Познание надлежащего — часть знания о сути и связи вещей. Аполлон открывает также сокрытое и предстоящее. Согласно «Одиссее», уже Агамемнон, прежде чем выступить против Трои, вопрошал Аполлона в Дельфах (8, ст. 79); сокровища его дельфийского святилища известны и «Илиаде» (9, ст. 404). «Пусть подадут мне изогнутый лук и любезную лиру. Людям начну прорицать я решенья неложные Зевса!» — таковы были, согласно Гомерову гимну (К Аполлону Делосскому, ст. 131 и далее), первые слова новорожденного Аполлона. Ему обязаны своим даром великие провидцы. Об этом в самом начале «Илиады» ясно говорит Калхас (1, ст. 72, 86). Особенно прославились женщины, такие как Кассандра и Сивиллы, которыми, иногда с пугающей мощью, овладевал дух этого бога. Но мы не будем задерживаться на отдельных явлениях, так же как и на многочисленных, отчасти широко прославившихся обиталищах оракулов, существовавших наряду с дельфийским.
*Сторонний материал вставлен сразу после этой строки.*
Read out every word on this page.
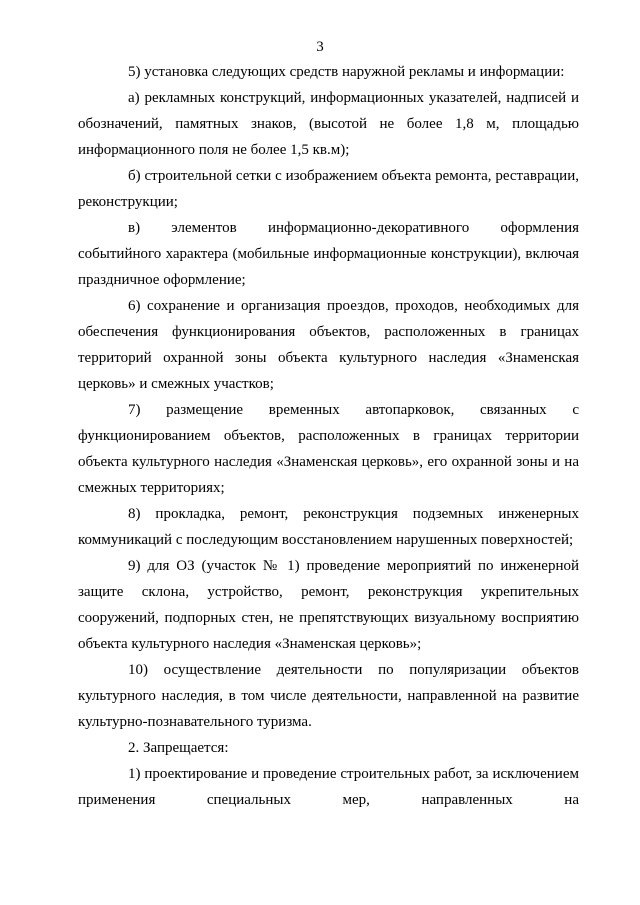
3

5) установка следующих средств наружной рекламы и информации:

а) рекламных конструкций, информационных указателей, надписей и обозначений, памятных знаков, (высотой не более 1,8 м, площадью информационного поля не более 1,5 кв.м);

б) строительной сетки с изображением объекта ремонта, реставрации, реконструкции;

в) элементов информационно-декоративного оформления событийного характера (мобильные информационные конструкции), включая праздничное оформление;

6) сохранение и организация проездов, проходов, необходимых для обеспечения функционирования объектов, расположенных в границах территорий охранной зоны объекта культурного наследия «Знаменская церковь» и смежных участков;

7) размещение временных автопарковок, связанных с функционированием объектов, расположенных в границах территории объекта культурного наследия «Знаменская церковь», его охранной зоны и на смежных территориях;

8) прокладка, ремонт, реконструкция подземных инженерных коммуникаций с последующим восстановлением нарушенных поверхностей;

9) для ОЗ (участок № 1) проведение мероприятий по инженерной защите склона, устройство, ремонт, реконструкция укрепительных сооружений, подпорных стен, не препятствующих визуальному восприятию объекта культурного наследия «Знаменская церковь»;

10) осуществление деятельности по популяризации объектов культурного наследия, в том числе деятельности, направленной на развитие культурно-познавательного туризма.

2. Запрещается:

1) проектирование и проведение строительных работ, за исключением применения специальных мер, направленных на
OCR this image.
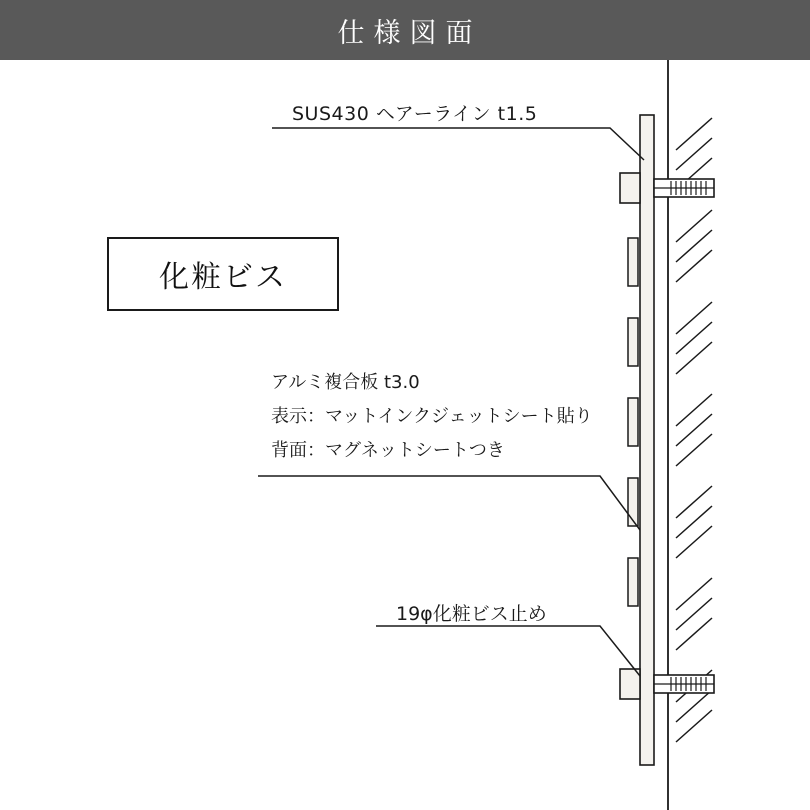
仕様図面
SUS430 ヘアーライン t1.5
アルミ複合板 t3.0
表示：マットインクジェットシート貼り
背面：マグネットシートつき
19φ化粧ビス止め
化粧ビス
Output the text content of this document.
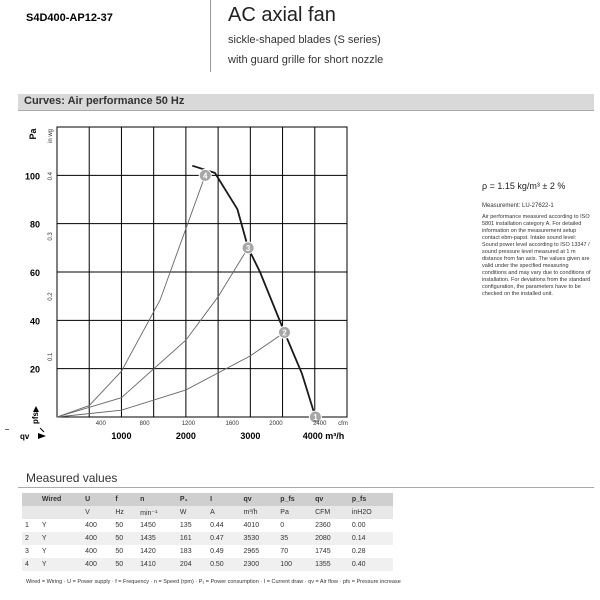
S4D400-AP12-37	AC axial fan
sickle-shaped blades (S series)
with guard grille for short nozzle
Curves: Air performance 50 Hz
1
2
3
4
20
40
60
80
100
0.1
0.2
0.3
0.4
Pa in wg
pfs	400	800	1200	1600	2000	2400 cfm
1000	2000	3000	4000 m³/h
qv
ρ = 1.15 kg/m³ ± 2 %
Measurement: LU-27622-1
Air performance measured according to ISO 5801 installation category A. For detailed information on the measurement setup contact ebm-papst. Intake sound level: Sound power level according to ISO 13347 / sound pressure level measured at 1 m distance from fan axis. The values given are valid under the specified measuring conditions and may vary due to conditions of installation. For deviations from the standard configuration, the parameters have to be checked on the installed unit.
Measured values
	Wired	U	f	n	P₁	I	qv	p_fs	qv	p_fs
		V	Hz	min⁻¹	W	A	m³/h	Pa	CFM	inH2O
1	Y	400	50	1450	135	0.44	4010	0	2360	0.00
2	Y	400	50	1435	161	0.47	3530	35	2080	0.14
3	Y	400	50	1420	183	0.49	2965	70	1745	0.28
4	Y	400	50	1410	204	0.50	2300	100	1355	0.40
Wired = Wiring · U = Power supply · f = Frequency · n = Speed (rpm) · P₁ = Power consumption · I = Current draw · qv = Air flow · pfs = Pressure increase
Мы также не станем задаваться вопросом, какая из форм прорицаний изначально принадлежала культу Аполлона. Сокровенное знание, какова бы ни была процедура его передачи, всегда связано с особенной возвышенностью духа. А это напоминает нам о поэзии и музыке.
Разве не следует ставить Аполлонову музыку в центр его многообразных достоинств? Разве не следует считать ее источником, из которого эти достоинства проистекают?
Другие боги также находят радость в музыке, но у Аполлона вся его природа, по-видимому, музыкальна.
В «Илиаде» он на пиршестве богов играет на лире (1, ст. 603 и далее), и поэт знает, что некогда Аполлон делал то же самое на свадебном пиру Фетиды и Пелея (24, ст. 63). О том, что Аполлон также сам пел — как его позже представляли в изобразительном искусстве, — Гомер нигде не говорит; у него поют только музы. Однако Аполлон вдохновляет певцов, и если их песни удачны, то их, должно быть, обучали музы или сам Аполлон (ср.: Одиссея, 8, 488). «От Муз и метателя стрел, Аполлона-владыки, все на земле и певцы происходят, и лирники-мужи», — говорит Гесиод (Теогония, ст. 94). В гимне Аполлону Пифийскому великолепно описано, как при входе вступлении Аполлона на Олимп всех богов охватывает упоение музыкой:
Сменными хорами песнь начинают прекрасные Музы,
Божьи дары воспевают бессмертные голосом чудным
И терпеливую стойкость, с какою под властью бессмертных
Люди живут, — неумелые, с разумом скудным, не в силах
Средства от смерти найти и защиты от старости грустной.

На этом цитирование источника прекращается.